Nanoparticle technology has been developed for decades. Since nanoparticles have low toxicity and biocompatibility, nanoparticles are widely used in pharmaceutical formulations. The highly toxic drugs may be carried and encapsulated into the inside of nanoparticles to decrease their toxicity. However, nanoparticles have some main defects: low stability in blood, slow drug release, and large normal tissues accumulation. To overcome the defects, physical or chemical technology have been used for the past few years to improve nanoparticle. The combination of high molecular materials and nanoparticles can improve the defects, significantly. However, the disadvantages of low stability in blood and normal tissues accumulation still cannot be overcame, and they also influence the application of the nanoparticle release system in the field of biomedicine.
Nanoparticles are self-assembled vesicles having a spherical bilayer structure surrounding an aqueous core domain. Due to their intrinsic biocompatibility and ease of preparation, several nanoparticle drug systems have been approved. In addition, modified nanoparticles have been shown to have excellent pharmacokinetics profiles for the delivery of nucleic acids, proteins, and chemotherapeutic agents such as doxorubicin. However, major drawbacks of nanoparticle-based drug carriers include their instability and the lack of tunable triggers for drug release. As such, there have been several attempts at enhancing the properties of nanoparticles. For example, incorporation of polymerizable lipid amphiphiles leads to crosslinked nanoparticles with higher stability. Unfortunately, every nanoparticle would require a specific polymerizable amphiphile, making this approach synthetically cumbersome.

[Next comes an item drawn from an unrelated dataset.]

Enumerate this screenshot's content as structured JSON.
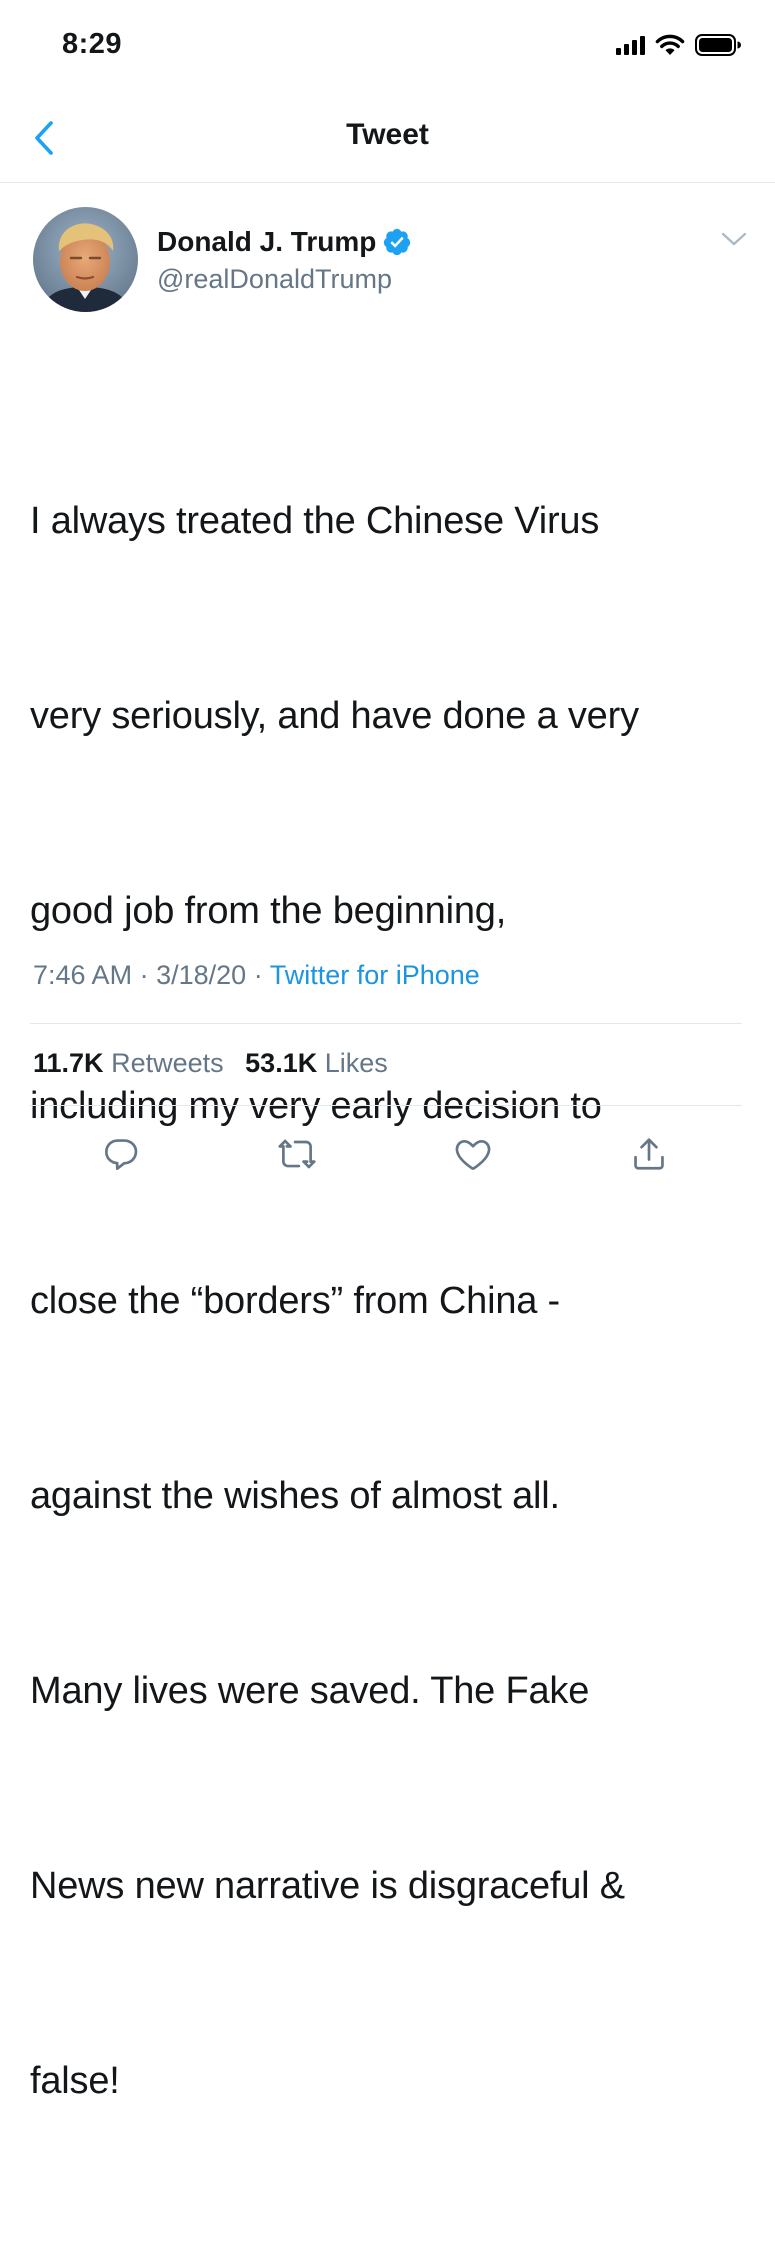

In addition, the crosslinks and modification of high molecule often allow for controllable release of the payload. To provide a combination of stability and modification generality, hydrophilic polymers such as poly(ethylene glycol) (PEG) have been added to liposomes. However, these modifiers can easily dissociate from the liposome surface, returning them to the unstable state. In addition, nanoparticle formed by covalent linkage of polymer still have the disadvantages of protein absorption, low drug release and large accumulation in normal tissues. Thus, there are a lot of adverse effects resulting from the use of nanoparticle. For example, (1) the active substance cannot be delivered to and released in the target site since nanoparticle is absorbed with protein resulting in the unstable of nanoparticle; (2) the active substance is largely accumulated in normal tissues that result in metabolism problems.

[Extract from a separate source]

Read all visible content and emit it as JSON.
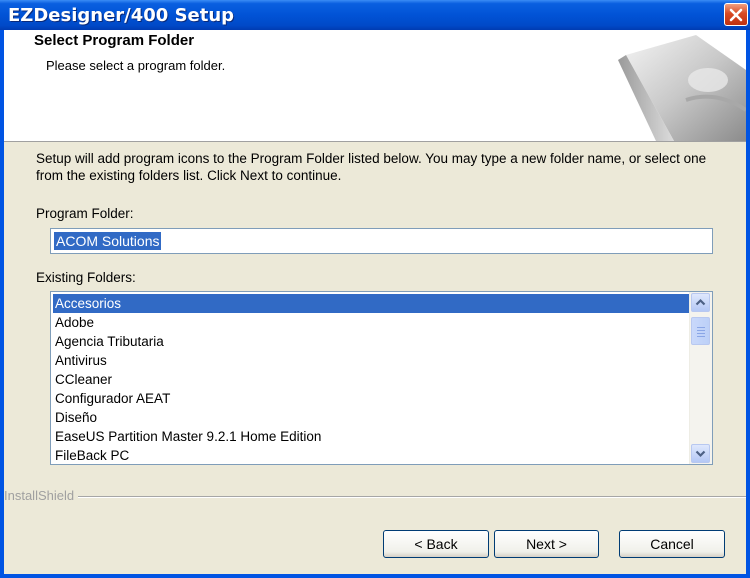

Accordingly, a novel nanoparticle is required to avoid protein absorption, low drug release rate, and the large accumulation in normal tissues. The nanoparticle with high stability and high release rate can deliver the drug to target cell and avoid protein absorption. Therefore, the amount of drug and side-effect caused by drugs can be decreased to reduce the risk of death attributed to the side-effect of medicine.